A_t-quantifying the ion peak area;

A_qauxiliary qualitative ion peak area.

A total ion flow graph of a selective ion scan of acrylonitrile and pyridine standards, see figure 1.

(2) Quantitative analysis

And calculating according to the response values of the first characteristic ions of the target substance and the internal standard.
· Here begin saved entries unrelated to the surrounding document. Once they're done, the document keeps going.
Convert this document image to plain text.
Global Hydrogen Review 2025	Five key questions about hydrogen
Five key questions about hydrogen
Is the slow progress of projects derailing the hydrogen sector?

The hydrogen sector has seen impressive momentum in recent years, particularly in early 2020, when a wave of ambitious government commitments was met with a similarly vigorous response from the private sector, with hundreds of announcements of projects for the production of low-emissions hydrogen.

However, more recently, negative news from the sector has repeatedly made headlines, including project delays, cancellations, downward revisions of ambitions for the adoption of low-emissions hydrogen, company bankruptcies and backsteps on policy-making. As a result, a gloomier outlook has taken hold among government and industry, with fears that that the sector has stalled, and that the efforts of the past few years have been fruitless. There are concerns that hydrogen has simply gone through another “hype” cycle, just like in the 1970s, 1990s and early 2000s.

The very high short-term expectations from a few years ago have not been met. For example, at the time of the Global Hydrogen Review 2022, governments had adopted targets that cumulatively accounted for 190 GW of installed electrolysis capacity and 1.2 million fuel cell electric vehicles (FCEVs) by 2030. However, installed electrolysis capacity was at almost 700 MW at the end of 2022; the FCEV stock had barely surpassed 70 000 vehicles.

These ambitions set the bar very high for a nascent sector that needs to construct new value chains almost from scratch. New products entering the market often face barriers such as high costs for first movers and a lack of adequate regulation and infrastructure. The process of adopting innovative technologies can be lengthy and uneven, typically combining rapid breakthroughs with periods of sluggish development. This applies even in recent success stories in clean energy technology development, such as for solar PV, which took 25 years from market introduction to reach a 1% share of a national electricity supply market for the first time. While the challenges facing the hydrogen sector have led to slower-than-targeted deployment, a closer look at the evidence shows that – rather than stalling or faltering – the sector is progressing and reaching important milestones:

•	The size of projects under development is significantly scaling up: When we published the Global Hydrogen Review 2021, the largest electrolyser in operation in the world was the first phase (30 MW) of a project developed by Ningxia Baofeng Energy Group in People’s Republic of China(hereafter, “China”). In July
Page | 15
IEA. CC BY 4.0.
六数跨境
Second signature ion quantification may be used when a first signature ion of a target in a sample is perturbed.

When the target is calibrated by using a linear or nonlinear calibration curve, the mass concentration ρ ex of the target in the sample is calculated from the corresponding calibration curve.

The content ω (. mu.g/kg) of the target in the sample was calculated by the following formula.
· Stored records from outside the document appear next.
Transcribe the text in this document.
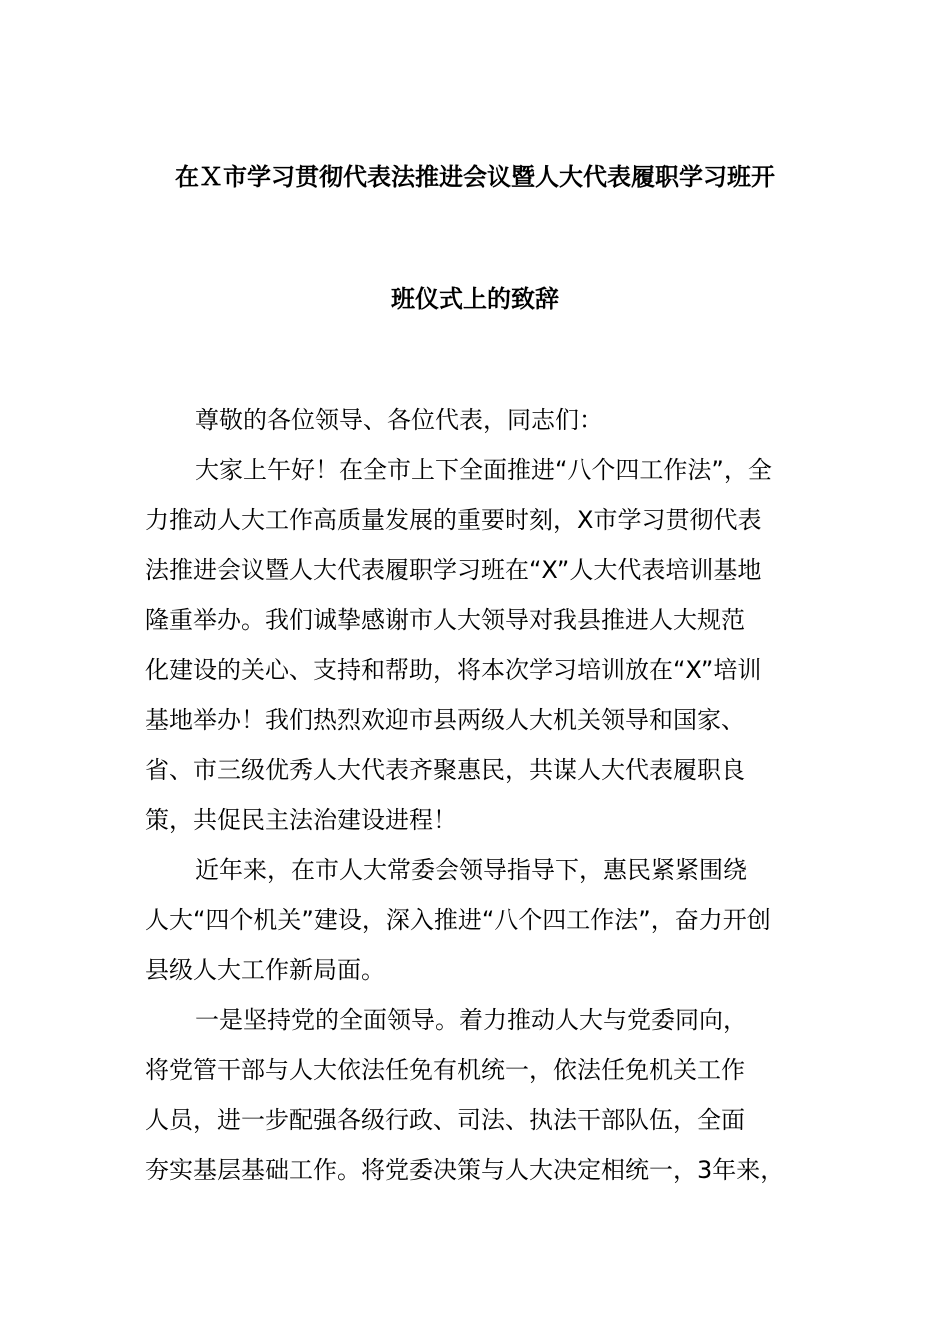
在Ｘ市学习贯彻代表法推进会议暨人大代表履职学习班开
班仪式上的致辞
尊敬的各位领导、各位代表，同志们：
大家上午好！在全市上下全面推进“八个四工作法”，全
力推动人大工作高质量发展的重要时刻，X市学习贯彻代表
法推进会议暨人大代表履职学习班在“X”人大代表培训基地
隆重举办。我们诚挚感谢市人大领导对我县推进人大规范
化建设的关心、支持和帮助，将本次学习培训放在“X”培训
基地举办！我们热烈欢迎市县两级人大机关领导和国家、
省、市三级优秀人大代表齐聚惠民，共谋人大代表履职良
策，共促民主法治建设进程！
近年来，在市人大常委会领导指导下，惠民紧紧围绕
人大“四个机关”建设，深入推进“八个四工作法”，奋力开创
县级人大工作新局面。
一是坚持党的全面领导。着力推动人大与党委同向，
将党管干部与人大依法任免有机统一，依法任免机关工作
人员，进一步配强各级行政、司法、执法干部队伍，全面
夯实基层基础工作。将党委决策与人大决定相统一，3年来，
a for low content samples, the content of the target in the sample (. mu.g/kg) is calculated according to formula (1):

in the formula:

omega is the content of the target object in the sample, mu g/kg;

5-volume of sample, ml;

ρ_ex-mass concentration of target in sample, μ g/L;

w-water content of sample,%;

m is the sample amount.

b for high content samples, the content of the target in the sample (. mu.g/kg) is calculated according to equation (2):

in the formula:

omega is the content of the target object in the sample, mu g/kg;

5-volume of sample, ml;

ρ_ex-mass concentration of target in sample, μ g/L;

V_c-volume of extract, ml;

m is sample amount, g;

V_s-volume of extract used for purging, ml;

w-water content of sample,%;

k is the dilution multiple of the extracting solution.
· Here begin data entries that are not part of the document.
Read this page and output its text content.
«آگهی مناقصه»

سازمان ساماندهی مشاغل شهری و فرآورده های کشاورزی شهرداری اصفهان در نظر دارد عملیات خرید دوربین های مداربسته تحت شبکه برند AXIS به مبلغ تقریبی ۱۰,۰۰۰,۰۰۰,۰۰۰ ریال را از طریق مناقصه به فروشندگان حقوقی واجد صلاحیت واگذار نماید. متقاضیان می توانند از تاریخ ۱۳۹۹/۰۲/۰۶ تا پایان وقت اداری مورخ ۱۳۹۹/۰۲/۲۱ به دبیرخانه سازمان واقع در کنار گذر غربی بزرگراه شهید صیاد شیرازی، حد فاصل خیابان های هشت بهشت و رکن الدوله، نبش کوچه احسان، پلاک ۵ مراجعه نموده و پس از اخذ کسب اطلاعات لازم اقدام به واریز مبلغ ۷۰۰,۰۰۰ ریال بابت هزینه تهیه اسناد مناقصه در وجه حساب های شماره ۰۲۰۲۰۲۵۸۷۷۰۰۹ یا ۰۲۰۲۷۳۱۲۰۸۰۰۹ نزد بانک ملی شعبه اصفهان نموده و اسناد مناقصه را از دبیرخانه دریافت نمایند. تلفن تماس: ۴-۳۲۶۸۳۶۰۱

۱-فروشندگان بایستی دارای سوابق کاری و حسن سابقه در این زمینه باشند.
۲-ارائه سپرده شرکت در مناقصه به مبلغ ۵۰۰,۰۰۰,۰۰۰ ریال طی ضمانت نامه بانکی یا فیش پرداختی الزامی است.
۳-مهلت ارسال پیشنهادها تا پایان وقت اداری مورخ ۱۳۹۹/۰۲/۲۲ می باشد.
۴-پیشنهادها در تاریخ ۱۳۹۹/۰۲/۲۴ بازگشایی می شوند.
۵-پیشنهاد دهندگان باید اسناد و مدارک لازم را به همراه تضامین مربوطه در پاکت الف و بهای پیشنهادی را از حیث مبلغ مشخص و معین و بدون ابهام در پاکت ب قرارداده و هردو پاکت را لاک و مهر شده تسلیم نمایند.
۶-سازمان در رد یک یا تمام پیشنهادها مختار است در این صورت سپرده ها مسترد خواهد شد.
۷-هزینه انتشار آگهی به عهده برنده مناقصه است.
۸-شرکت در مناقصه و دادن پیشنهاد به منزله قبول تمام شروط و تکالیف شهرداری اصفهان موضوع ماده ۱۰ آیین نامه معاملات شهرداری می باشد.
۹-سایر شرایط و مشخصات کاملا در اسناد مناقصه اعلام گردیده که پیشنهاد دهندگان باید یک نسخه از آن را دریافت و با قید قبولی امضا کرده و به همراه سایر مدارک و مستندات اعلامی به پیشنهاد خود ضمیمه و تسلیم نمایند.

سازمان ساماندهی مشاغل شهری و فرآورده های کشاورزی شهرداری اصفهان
Note: if the water content of the sample is more than 10%, the volume Vc of the extracting solution is the sum of the volume of the methanol and the volume of the water in the sample; if the water content of the sample is less than or equal to 10 percent, the volume Vc of the extracting solution is 10 mL.

The points to be finally explained are: first, in the description of the present application, it should be noted that, unless otherwise specified and limited, the terms "mounted," "connected," and "connected" should be understood broadly, and may be a mechanical connection or an electrical connection, or a communication between two elements, and may be a direct connection, and "upper," "lower," "left," and "right" are only used to indicate a relative positional relationship, and when the absolute position of the object to be described is changed, the relative positional relationship may be changed;

the above description is only for the purpose of illustrating the preferred embodiments of the present invention and is not to be construed as limiting the invention, and any modifications, equivalents, improvements and the like that are within the spirit and principle of the present invention are intended to be included in the scope of the present invention.